An iconic mountain pass that has found its way onto the bucket list of many an international traveler
The 27km Swartberg Pass is considered one of the finest mountain passes in the world: an untarred road that winds to the summit 1 585 metres above sea level in steep zigzags and sudden switchbacks with breath-taking views at every turn and geological formations that shout, ‘plate tectonics’! The road is supported in places by hand-packed dry- stone retaining walls, a trademark of brilliant road engineer Thomas Charles Bain. Along the way there are relics of an old prison, toll hut and other interesting historical sites. Often covered with snow in winter, the mountain’s unique micro-climate supports fynbos and a rich bird life in contrast with the arid zone flora and fauna outside its cool shady kloofs. The Swartberg Pass was declared a Provincial Heritage Site in its Centenary year, 1988.
The Pass is a 27 km-long gravel road with steep inclines. It lies on the R328 and is the shortest route between Prince Albert and Oudtshoorn. It takes about 1 hour to drive the entire length of the Pass. Allow an extra 20 minutes to reach the Pass from Oudtshoorn and an extra 10 minutes to reach Prince Albert once you exit the Pass. In good weather the road can be tackled with any vehicle. Vehicles with low clearance must go very slowly across some eroded sections but will be able to complete the route.
The Swartberg Pass offers spectacular views and unrivaled natural beauty.

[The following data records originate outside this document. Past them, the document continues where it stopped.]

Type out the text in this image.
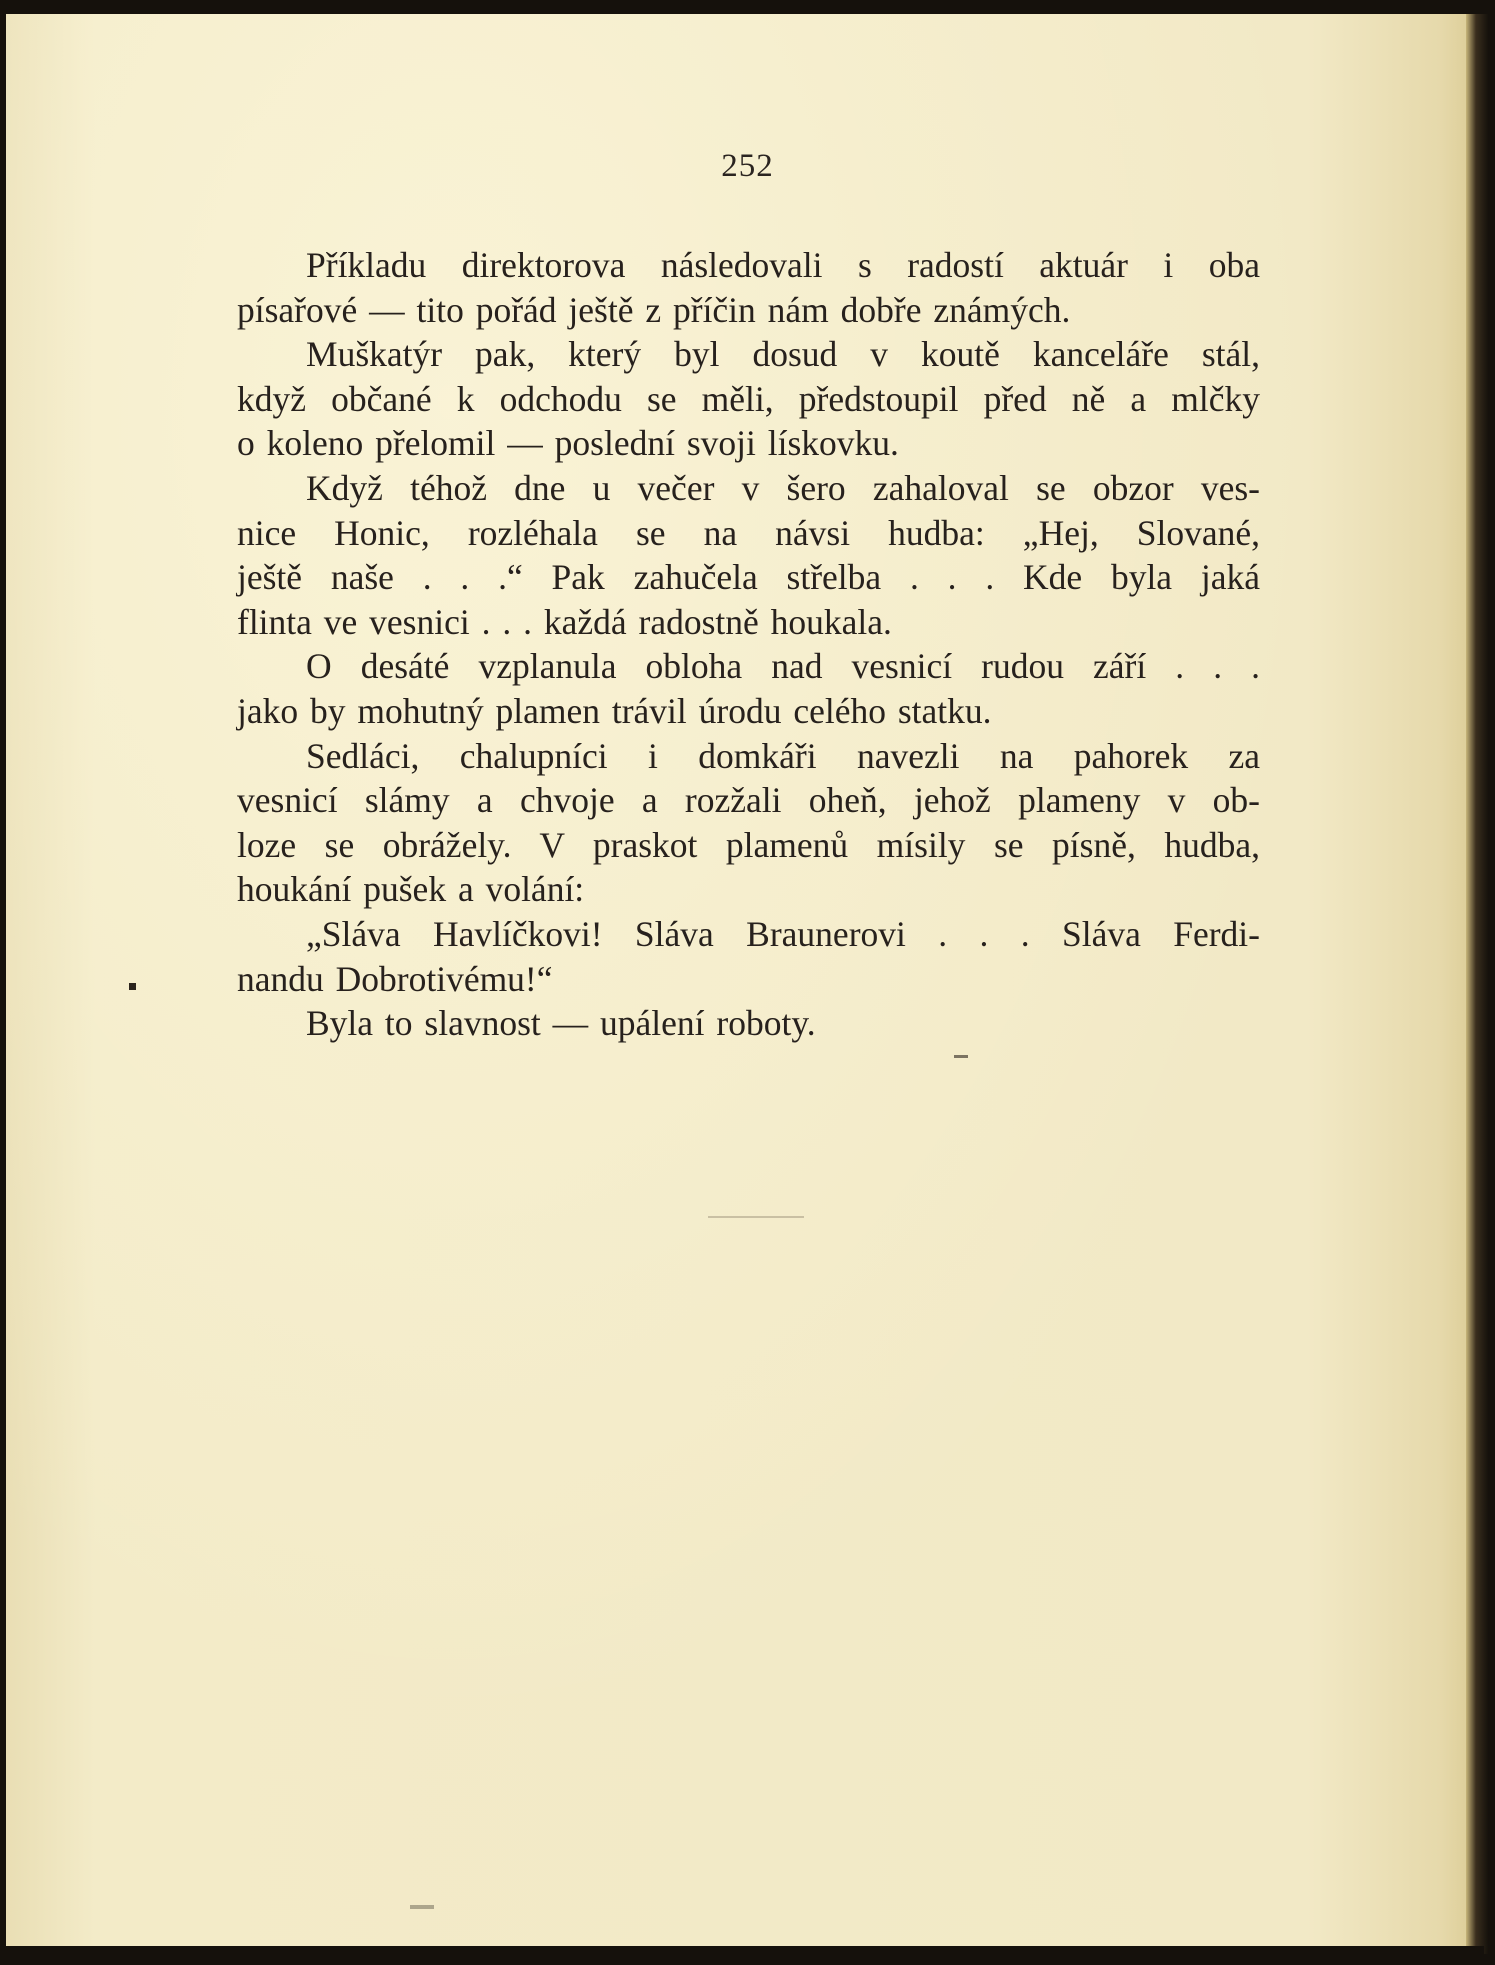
252
Příkladu direktorova následovali s radostí aktuár i oba
písařové — tito pořád ještě z příčin nám dobře známých.
Muškatýr pak, který byl dosud v koutě kanceláře stál,
když občané k odchodu se měli, předstoupil před ně a mlčky
o koleno přelomil — poslední svoji lískovku.
Když téhož dne u večer v šero zahaloval se obzor ves-
nice Honic, rozléhala se na návsi hudba: „Hej, Slované,
ještě naše . . .“ Pak zahučela střelba . . . Kde byla jaká
flinta ve vesnici . . . každá radostně houkala.
O desáté vzplanula obloha nad vesnicí rudou září . . .
jako by mohutný plamen trávil úrodu celého statku.
Sedláci, chalupníci i domkáři navezli na pahorek za
vesnicí slámy a chvoje a rozžali oheň, jehož plameny v ob-
loze se obrážely. V praskot plamenů mísily se písně, hudba,
houkání pušek a volání:
„Sláva Havlíčkovi! Sláva Braunerovi . . . Sláva Ferdi-
nandu Dobrotivému!“
Byla to slavnost — upálení roboty.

It is regarded by many as the ultimate in gravel road passes in South Africa and the dry-stone retaining walls and geological formations have become iconic features of the Pass. The road follows steep zigzag and sudden switchbacks as it winds its way to the top of the Pass at 1583 meters above sea level.
The Pass has a unique climate, often with cool, misty clouds covering the top – supporting rich fynbos. Bird-life is magnificent with Verreaux’s eagles and jackal buzzards a regular sight. Birders come from far to find the Cape rock jumper and the Victorian’s warbler as well as the beautiful Orange-breasted Sunbird and Cape Sugarbirds. While plant life will vary in micro-climates, you are likely to see proteas, ericas and pincushions. Larger animals are shy, but you might spot the antelopes Cape Grysbok, Common Duiker, and Klipspringer.
The Pass was constructed between 1881 and 1886 as part of a drive by the government of the day to open reliable routes between the interior and the coast. The design of the route was done in 1879 by Thomas Bain and constructed between 1881 and 1886 to open a reliable route between the interior and the coast.
Construction work started in 1881 under guidance of Jan Tassies who made use of 100 Mozambican workers. His efforts lasted all of the 13 months after which he was bankrupt. He had only completed 6 kilometres of the road.
In September of 1883 Thomas Bain took over the constructions work. Using mainly convict labour, he completed the road in record time and by November 1886 it was opened to traffic. The official opening of the Pass took place with much pomp and ceremony on 10 January 1888.
The dry-stone packed retaining walls are an engineering feat. On the southern side there is a stretch where the retaining wall is 2.4 kms long without break. At Boegoe Kloof, also on the Southern side of the Pass, the retaining wall is just over 13 meters high. Laws of friction and cohesion govern the pressure on retaining walls and is the mechanism through which the stones are kept in place – no cement or mortar was used in the construction of the initial walls.
You can explore more about the history and stories of the Swartberg Pass at the Fransie Pienaar Museum where there is an entire exhibition on the construction of the Pass.